Traceback (most recent call last):
File "<string>", line 1, in <module>
File "/Users/apewu/writelab/prodigy/lib/python3.6/site-packages/spacy/__init__.py", line 13, in load
return util.load_model(name, **overrides)
File "/Users/apewu/writelab/prodigy/lib/python3.6/site-packages/spacy/util.py", line 107, in load_model
return load_model_from_path(Path(name), **overrides)
File "/Users/apewu/writelab/prodigy/lib/python3.6/site-packages/spacy/util.py", line 138, in load_model_from_path
return nlp.from_disk(model_path)
File "/Users/apewu/writelab/prodigy/lib/python3.6/site-packages/spacy/language.py", line 541, in from_disk
util.from_disk(path, deserializers, exclude)
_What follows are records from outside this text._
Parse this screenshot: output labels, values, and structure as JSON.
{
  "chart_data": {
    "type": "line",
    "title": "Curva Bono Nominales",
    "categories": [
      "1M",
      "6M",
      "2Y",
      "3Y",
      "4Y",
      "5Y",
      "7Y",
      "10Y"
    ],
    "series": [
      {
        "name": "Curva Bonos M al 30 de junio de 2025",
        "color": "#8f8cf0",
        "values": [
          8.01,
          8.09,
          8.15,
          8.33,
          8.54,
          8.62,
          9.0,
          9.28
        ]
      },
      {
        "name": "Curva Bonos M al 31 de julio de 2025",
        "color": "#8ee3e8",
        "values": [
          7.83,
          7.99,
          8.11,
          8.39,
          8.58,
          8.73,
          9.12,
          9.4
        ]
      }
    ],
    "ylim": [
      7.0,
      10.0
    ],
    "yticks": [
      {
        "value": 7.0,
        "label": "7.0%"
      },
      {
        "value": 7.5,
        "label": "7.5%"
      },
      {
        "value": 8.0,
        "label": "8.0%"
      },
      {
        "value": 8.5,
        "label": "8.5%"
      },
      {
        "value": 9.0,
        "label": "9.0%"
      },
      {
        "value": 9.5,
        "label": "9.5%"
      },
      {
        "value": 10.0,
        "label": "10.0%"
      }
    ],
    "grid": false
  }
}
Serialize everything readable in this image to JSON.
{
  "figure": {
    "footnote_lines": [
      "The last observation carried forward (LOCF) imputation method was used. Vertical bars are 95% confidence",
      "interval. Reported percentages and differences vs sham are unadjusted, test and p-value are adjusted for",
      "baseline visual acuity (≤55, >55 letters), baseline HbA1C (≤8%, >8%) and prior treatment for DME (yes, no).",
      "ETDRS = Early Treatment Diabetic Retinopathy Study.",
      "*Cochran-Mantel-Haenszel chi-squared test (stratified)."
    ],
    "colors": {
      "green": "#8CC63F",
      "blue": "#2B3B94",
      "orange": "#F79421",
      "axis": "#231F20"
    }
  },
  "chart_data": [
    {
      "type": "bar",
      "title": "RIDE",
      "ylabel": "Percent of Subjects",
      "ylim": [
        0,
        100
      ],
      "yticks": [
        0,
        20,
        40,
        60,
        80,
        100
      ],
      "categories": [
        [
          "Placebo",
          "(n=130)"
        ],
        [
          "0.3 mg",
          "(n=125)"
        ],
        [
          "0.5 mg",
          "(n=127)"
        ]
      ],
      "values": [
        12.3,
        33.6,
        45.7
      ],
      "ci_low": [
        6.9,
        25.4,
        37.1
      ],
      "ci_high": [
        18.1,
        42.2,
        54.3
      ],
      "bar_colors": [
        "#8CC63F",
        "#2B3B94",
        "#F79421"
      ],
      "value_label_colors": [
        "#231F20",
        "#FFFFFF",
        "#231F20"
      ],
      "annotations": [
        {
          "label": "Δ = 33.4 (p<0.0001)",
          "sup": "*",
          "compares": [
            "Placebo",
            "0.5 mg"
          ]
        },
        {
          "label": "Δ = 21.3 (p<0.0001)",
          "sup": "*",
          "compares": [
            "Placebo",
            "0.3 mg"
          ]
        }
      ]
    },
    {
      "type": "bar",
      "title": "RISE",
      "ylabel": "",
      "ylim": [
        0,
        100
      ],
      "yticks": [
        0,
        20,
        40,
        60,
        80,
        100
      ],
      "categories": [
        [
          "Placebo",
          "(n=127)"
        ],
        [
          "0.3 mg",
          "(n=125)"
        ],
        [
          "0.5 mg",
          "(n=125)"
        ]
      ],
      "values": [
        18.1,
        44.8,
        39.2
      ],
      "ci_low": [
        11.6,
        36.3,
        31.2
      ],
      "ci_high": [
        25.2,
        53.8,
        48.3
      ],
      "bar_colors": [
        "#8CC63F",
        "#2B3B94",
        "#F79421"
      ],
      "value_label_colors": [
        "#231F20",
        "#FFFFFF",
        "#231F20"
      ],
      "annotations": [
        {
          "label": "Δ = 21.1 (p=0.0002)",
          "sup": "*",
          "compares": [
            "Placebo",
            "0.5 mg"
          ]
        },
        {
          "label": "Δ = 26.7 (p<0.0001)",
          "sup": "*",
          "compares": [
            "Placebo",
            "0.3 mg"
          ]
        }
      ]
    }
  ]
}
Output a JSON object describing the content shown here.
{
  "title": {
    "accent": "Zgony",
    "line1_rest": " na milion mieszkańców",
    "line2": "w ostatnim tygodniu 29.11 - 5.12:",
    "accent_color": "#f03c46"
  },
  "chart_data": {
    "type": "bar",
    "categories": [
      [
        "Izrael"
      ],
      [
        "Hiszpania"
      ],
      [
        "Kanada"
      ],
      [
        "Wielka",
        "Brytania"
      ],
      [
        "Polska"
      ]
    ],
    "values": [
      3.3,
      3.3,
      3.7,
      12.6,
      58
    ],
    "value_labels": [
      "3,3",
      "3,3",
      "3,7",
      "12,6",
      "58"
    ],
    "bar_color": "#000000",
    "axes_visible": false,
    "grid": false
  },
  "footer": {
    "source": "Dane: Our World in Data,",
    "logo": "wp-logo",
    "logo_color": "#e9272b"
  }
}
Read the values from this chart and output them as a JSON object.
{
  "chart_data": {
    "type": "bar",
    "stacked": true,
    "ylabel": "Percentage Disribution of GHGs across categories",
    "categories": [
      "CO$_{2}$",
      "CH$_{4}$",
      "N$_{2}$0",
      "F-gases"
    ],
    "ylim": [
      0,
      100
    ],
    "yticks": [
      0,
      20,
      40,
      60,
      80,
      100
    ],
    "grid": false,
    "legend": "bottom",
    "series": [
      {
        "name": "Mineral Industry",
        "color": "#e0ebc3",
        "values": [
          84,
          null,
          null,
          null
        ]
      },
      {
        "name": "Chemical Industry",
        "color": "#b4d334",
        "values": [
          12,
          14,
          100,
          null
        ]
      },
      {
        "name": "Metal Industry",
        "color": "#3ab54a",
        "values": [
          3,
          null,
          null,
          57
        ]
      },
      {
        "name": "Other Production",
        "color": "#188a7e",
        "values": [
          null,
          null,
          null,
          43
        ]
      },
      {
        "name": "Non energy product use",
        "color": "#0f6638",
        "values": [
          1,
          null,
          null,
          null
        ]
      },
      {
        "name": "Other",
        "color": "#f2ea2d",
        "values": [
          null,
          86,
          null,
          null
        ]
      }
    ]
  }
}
File "/Users/apewu/writelab/prodigy/lib/python3.6/site-packages/spacy/util.py", line 483, in from_disk
reader(path / key)
File "/Users/apewu/writelab/prodigy/lib/python3.6/site-packages/spacy/language.py", line 537, in <lambda>
deserializers[proc.name] = lambda p, proc=proc: proc.from_disk(p, vocab=False)
File "spacy/pipeline.pyx", line 170, in spacy.pipeline.BaseThincComponent.from_disk (spacy/pipeline.cpp:11298)
File "/Users/apewu/writelab/prodigy/lib/python3.6/site-packages/spacy/util.py", line 483, in from_disk
reader(path / key)
File "spacy/pipeline.pyx", line 163, in spacy.pipeline.BaseThincComponent.from_disk.load_model (spacy/pipeline.cpp:10856)
File "/Users/apewu/writelab/prodigy/lib/python3.6/site-packages/thinc/neural/_classes/model.py", line 352, in from_bytes
copy_array(dest, param[b'value'])
File "/Users/apewu/writelab/prodigy/lib/python3.6/site-packages/thinc/neural/util.py", line 48, in copy_array
dst[:] = src
ValueError: could not broadcast input array from shape (128) into shape (64)